Os Fidalgos da Casa Mourisca - Cap. 23: XXIII Pág. 326 / 519

Agradecido, Berta. A este meu coração são mais conhecidas as dores que o despedaçam e queimam do que estas que o desafogam em lágrimas. Agradecido, filha.

E o severo fidalgo da Casa Mourisca, sensibilizado, sem o menor vestígio da sua habitual rigidez, aproximou dos lábios a fronte de Berta e beijou-a com a doce afabilidade de um pai.

Berta beijava-lhe as mãos, chorando com ele.

Por muito tempo assim se entenderam mudos aquele velho e aquela rapariga, trazidos ali por uma mesma saudade, consagrando lágrimas a uma mesma recordação. D. Luís estava cada vez mais fascinado. Nem por a ideia lhe corria que fosse a filha de Tomé da Póvoa quem tinha na sua presença e quem abençoara e beijara.

Era a companheira de Beatriz, a encarregada pela alma daquele anjo de conservar no mundo a sua memória, de avivar as simpatias que ela inspirara na alma dos que a choravam ainda, e que a chorá-la morreriam.

As mãos de Berta não tinham profanado a harpa de Beatriz, tocando-a; nem ultrajara a sua memória a voz que cantava a balada favorita da infeliz menina.

D. Luís cedia à influência daquele brando carácter feminino, e adorava em Berta a imagem da filha que perdera.

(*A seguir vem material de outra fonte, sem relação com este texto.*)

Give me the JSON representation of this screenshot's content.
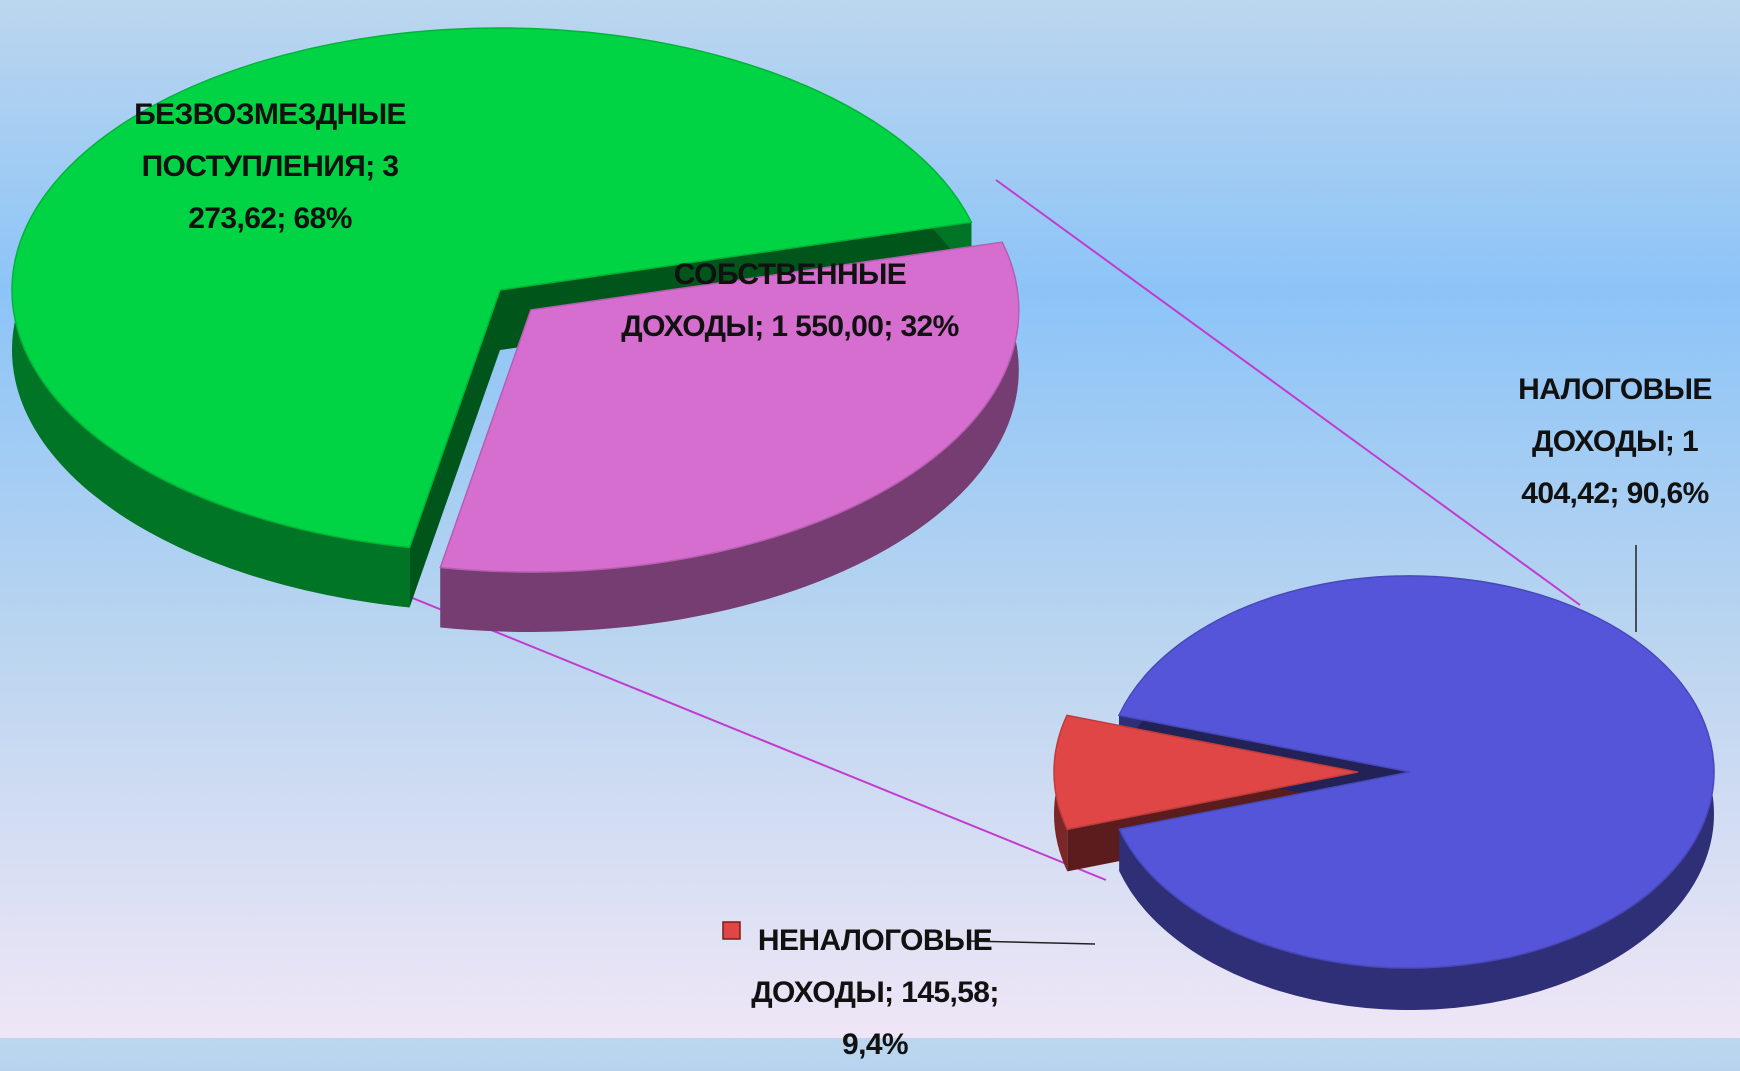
{
  "chart_data": [
    {
      "type": "pie",
      "separator": ";",
      "categories": [
        "БЕЗВОЗМЕЗДНЫЕ ПОСТУПЛЕНИЯ",
        "СОБСТВЕННЫЕ ДОХОДЫ"
      ],
      "values": [
        3273.62,
        1550.0
      ],
      "value_labels": [
        "3 273,62",
        "1 550,00"
      ],
      "percents": [
        68,
        32
      ],
      "percent_labels": [
        "68%",
        "32%"
      ],
      "colors": [
        "#00d444",
        "#d66ed0"
      ]
    },
    {
      "type": "pie",
      "separator": ";",
      "categories": [
        "НАЛОГОВЫЕ ДОХОДЫ",
        "НЕНАЛОГОВЫЕ ДОХОДЫ"
      ],
      "values": [
        1404.42,
        145.58
      ],
      "value_labels": [
        "1 404,42",
        "145,58"
      ],
      "percents": [
        90.6,
        9.4
      ],
      "percent_labels": [
        "90,6%",
        "9,4%"
      ],
      "colors": [
        "#5555da",
        "#e04646"
      ]
    }
  ]
}
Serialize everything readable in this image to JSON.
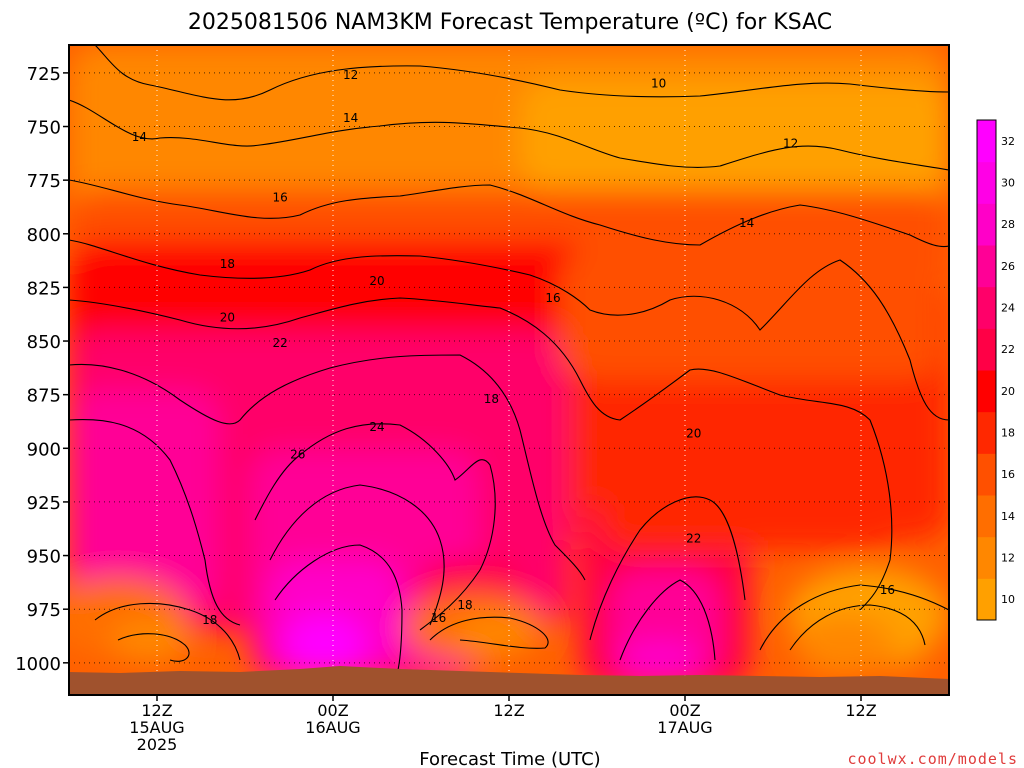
{
  "chart_data": {
    "type": "heatmap",
    "title": "2025081506 NAM3KM Forecast Temperature (ºC) for KSAC",
    "xlabel": "Forecast Time (UTC)",
    "ylabel": "",
    "credit": "coolwx.com/models",
    "x_range_hours": [
      -5,
      45
    ],
    "y_range_hPa": [
      712,
      1015
    ],
    "y_ticks": [
      725,
      750,
      775,
      800,
      825,
      850,
      875,
      900,
      925,
      950,
      975,
      1000
    ],
    "y_tick_labels": [
      "725",
      "750",
      "775",
      "800",
      "825",
      "850",
      "875",
      "900",
      "925",
      "950",
      "975",
      "1000"
    ],
    "x_ticks": [
      {
        "hour": 0,
        "lines": [
          "12Z",
          "15AUG",
          "2025"
        ]
      },
      {
        "hour": 10,
        "lines": [
          "00Z",
          "16AUG"
        ]
      },
      {
        "hour": 20,
        "lines": [
          "12Z"
        ]
      },
      {
        "hour": 30,
        "lines": [
          "00Z",
          "17AUG"
        ]
      },
      {
        "hour": 40,
        "lines": [
          "12Z"
        ]
      }
    ],
    "grid": true,
    "colorbar": {
      "ticks": [
        "10",
        "12",
        "14",
        "16",
        "18",
        "20",
        "22",
        "24",
        "26",
        "28",
        "30",
        "32"
      ],
      "levels": [
        10,
        12,
        14,
        16,
        18,
        20,
        22,
        24,
        26,
        28,
        30,
        32
      ],
      "colors": [
        "#ffa000",
        "#ff8700",
        "#ff6e00",
        "#ff5000",
        "#ff2800",
        "#ff0000",
        "#ff0046",
        "#ff0069",
        "#ff0096",
        "#ff00c8",
        "#ff00e6",
        "#ff00ff"
      ]
    },
    "contour_labels": [
      {
        "value": "12",
        "hour": 11,
        "p": 726
      },
      {
        "value": "10",
        "hour": 28.5,
        "p": 730
      },
      {
        "value": "14",
        "hour": -1,
        "p": 755
      },
      {
        "value": "14",
        "hour": 11,
        "p": 746
      },
      {
        "value": "12",
        "hour": 36,
        "p": 758
      },
      {
        "value": "16",
        "hour": 7,
        "p": 783
      },
      {
        "value": "14",
        "hour": 33.5,
        "p": 795
      },
      {
        "value": "18",
        "hour": 4,
        "p": 814
      },
      {
        "value": "20",
        "hour": 12.5,
        "p": 822
      },
      {
        "value": "16",
        "hour": 22.5,
        "p": 830
      },
      {
        "value": "20",
        "hour": 4,
        "p": 839
      },
      {
        "value": "22",
        "hour": 7,
        "p": 851
      },
      {
        "value": "18",
        "hour": 19,
        "p": 877
      },
      {
        "value": "24",
        "hour": 12.5,
        "p": 890
      },
      {
        "value": "20",
        "hour": 30.5,
        "p": 893
      },
      {
        "value": "26",
        "hour": 8,
        "p": 903
      },
      {
        "value": "22",
        "hour": 30.5,
        "p": 942
      },
      {
        "value": "16",
        "hour": 41.5,
        "p": 966
      },
      {
        "value": "18",
        "hour": 3,
        "p": 980
      },
      {
        "value": "18",
        "hour": 17.5,
        "p": 973
      },
      {
        "value": "16",
        "hour": 16,
        "p": 979
      }
    ]
  }
}
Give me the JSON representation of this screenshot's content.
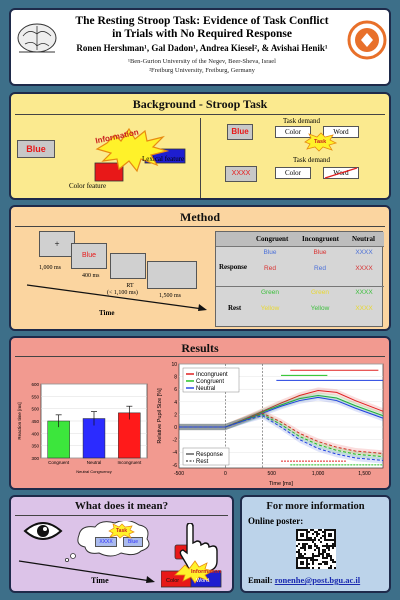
{
  "header": {
    "title_line1": "The Resting Stroop Task: Evidence of Task Conflict",
    "title_line2": "in Trials with No Required Response",
    "authors": "Ronen Hershman¹, Gal Dadon¹, Andrea Kiesel², & Avishai Henik¹",
    "affil1": "¹Ben-Gurion University of the Negev, Beer-Sheva, Israel",
    "affil2": "²Freiburg University, Freiburg, Germany"
  },
  "background": {
    "title": "Background - Stroop Task",
    "stroop_word": "Blue",
    "burst_text": "Information",
    "color_feature": "Color feature",
    "lexical_feature": "Lexical feature",
    "task_demand": "Task demand",
    "color": "Color",
    "word": "Word",
    "task": "Task",
    "xxxx": "XXXX"
  },
  "method": {
    "title": "Method",
    "plus": "+",
    "t1": "1,000 ms",
    "t2": "400 ms",
    "rt_line1": "RT",
    "rt_line2": "(< 1,100 ms)",
    "t4": "1,500 ms",
    "time": "Time",
    "stim_word": "Blue",
    "table": {
      "headers": [
        "Congruent",
        "Incongruent",
        "Neutral"
      ],
      "rows": [
        "Response",
        "Rest"
      ],
      "cells": [
        [
          {
            "t": "Blue",
            "c": "#4a6fd8"
          },
          {
            "t": "Blue",
            "c": "#d83030"
          },
          {
            "t": "XXXX",
            "c": "#4a6fd8"
          }
        ],
        [
          {
            "t": "Red",
            "c": "#d83030"
          },
          {
            "t": "Red",
            "c": "#4a6fd8"
          },
          {
            "t": "XXXX",
            "c": "#d83030"
          }
        ],
        [
          {
            "t": "Green",
            "c": "#3cbf3c"
          },
          {
            "t": "Green",
            "c": "#e8d830"
          },
          {
            "t": "XXXX",
            "c": "#3cbf3c"
          }
        ],
        [
          {
            "t": "Yellow",
            "c": "#e8d830"
          },
          {
            "t": "Yellow",
            "c": "#3cbf3c"
          },
          {
            "t": "XXXX",
            "c": "#e8d830"
          }
        ]
      ]
    }
  },
  "results": {
    "title": "Results"
  },
  "chart_data": [
    {
      "type": "bar",
      "categories": [
        "Congruent",
        "Neutral",
        "Incongruent"
      ],
      "xlabel": "Neutral Congruency",
      "ylabel": "Reaction time [ms]",
      "values": [
        450,
        460,
        483
      ],
      "errors": [
        25,
        28,
        27
      ],
      "colors": [
        "#3ce63c",
        "#2b2bff",
        "#ff1a1a"
      ],
      "ylim": [
        300,
        600
      ],
      "yticks": [
        300,
        350,
        400,
        450,
        500,
        550,
        600
      ]
    },
    {
      "type": "line",
      "xlabel": "Time [ms]",
      "ylabel": "Relative Pupil Size [%]",
      "xlim": [
        -500,
        1700
      ],
      "ylim": [
        -6.5,
        10
      ],
      "xticks": [
        -500,
        0,
        500,
        1000,
        1500
      ],
      "xticklabels": [
        "-500",
        "0",
        "500",
        "1,000",
        "1,500"
      ],
      "yticks": [
        -6,
        -4,
        -2,
        0,
        2,
        4,
        6,
        8,
        10
      ],
      "series": [
        {
          "name": "Incongruent",
          "color": "#e02020",
          "style": "solid",
          "x": [
            -500,
            0,
            200,
            400,
            600,
            800,
            1000,
            1200,
            1400,
            1700
          ],
          "y": [
            0,
            0,
            1.2,
            2.5,
            3.8,
            5,
            5.8,
            5.5,
            4.2,
            2.5
          ]
        },
        {
          "name": "Congruent",
          "color": "#20c020",
          "style": "solid",
          "x": [
            -500,
            0,
            200,
            400,
            600,
            800,
            1000,
            1200,
            1400,
            1700
          ],
          "y": [
            0,
            0,
            1.1,
            2.4,
            3.5,
            4.5,
            5,
            4.6,
            3.4,
            1.8
          ]
        },
        {
          "name": "Neutral",
          "color": "#2040e0",
          "style": "solid",
          "x": [
            -500,
            0,
            200,
            400,
            600,
            800,
            1000,
            1200,
            1400,
            1700
          ],
          "y": [
            0,
            0,
            1,
            2.2,
            3.3,
            4.2,
            4.7,
            4.2,
            3,
            1.4
          ]
        },
        {
          "name": "Incongruent",
          "color": "#e02020",
          "style": "dashed",
          "x": [
            -500,
            0,
            200,
            400,
            600,
            800,
            1000,
            1200,
            1400,
            1700
          ],
          "y": [
            0,
            0,
            1.2,
            2.2,
            0.8,
            -1,
            -2.3,
            -3.2,
            -3.8,
            -4.2
          ]
        },
        {
          "name": "Congruent",
          "color": "#20c020",
          "style": "dashed",
          "x": [
            -500,
            0,
            200,
            400,
            600,
            800,
            1000,
            1200,
            1400,
            1700
          ],
          "y": [
            0,
            0,
            1.1,
            2,
            0.4,
            -1.5,
            -2.8,
            -3.7,
            -4.3,
            -4.7
          ]
        },
        {
          "name": "Neutral",
          "color": "#2040e0",
          "style": "dashed",
          "x": [
            -500,
            0,
            200,
            400,
            600,
            800,
            1000,
            1200,
            1400,
            1700
          ],
          "y": [
            0,
            0,
            1,
            1.8,
            0,
            -2,
            -3.4,
            -4.3,
            -4.9,
            -5.3
          ]
        }
      ],
      "legend_colors": [
        "Incongruent",
        "Congruent",
        "Neutral"
      ],
      "legend_styles": [
        "Response",
        "Rest"
      ]
    }
  ],
  "meaning": {
    "title": "What does it mean?",
    "task": "Task",
    "xxxx": "XXXX",
    "blue": "Blue",
    "information": "Information",
    "color": "Color",
    "word": "Word",
    "time": "Time"
  },
  "info": {
    "title": "For more information",
    "online": "Online poster:",
    "email_label": "Email:",
    "email": "ronenhe@post.bgu.ac.il"
  }
}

Ambos se esqueciam do presente, falando dela. D. Luís mostrou a Berta todos os objectos que haviam pertencido à filha e que ele ali conservava ainda como relíquias sagradas.

A poucos olhos os revelaria assim, como fazia aos de Berta. Mas a quem conservava tão bem a memória de Beatriz não era sacrilégio o devassá-los.

- Ai, Berta, Berta, para que me quis mostrar Deus aquela alma na vida, se havia assim de roubar-ma? - exclamava D. Luís no decurso deste melancólico exame.

- Para lhe dar um anjo que o veja do Céu e vele pelo destino desta família, que ela tanto estremecera na terra.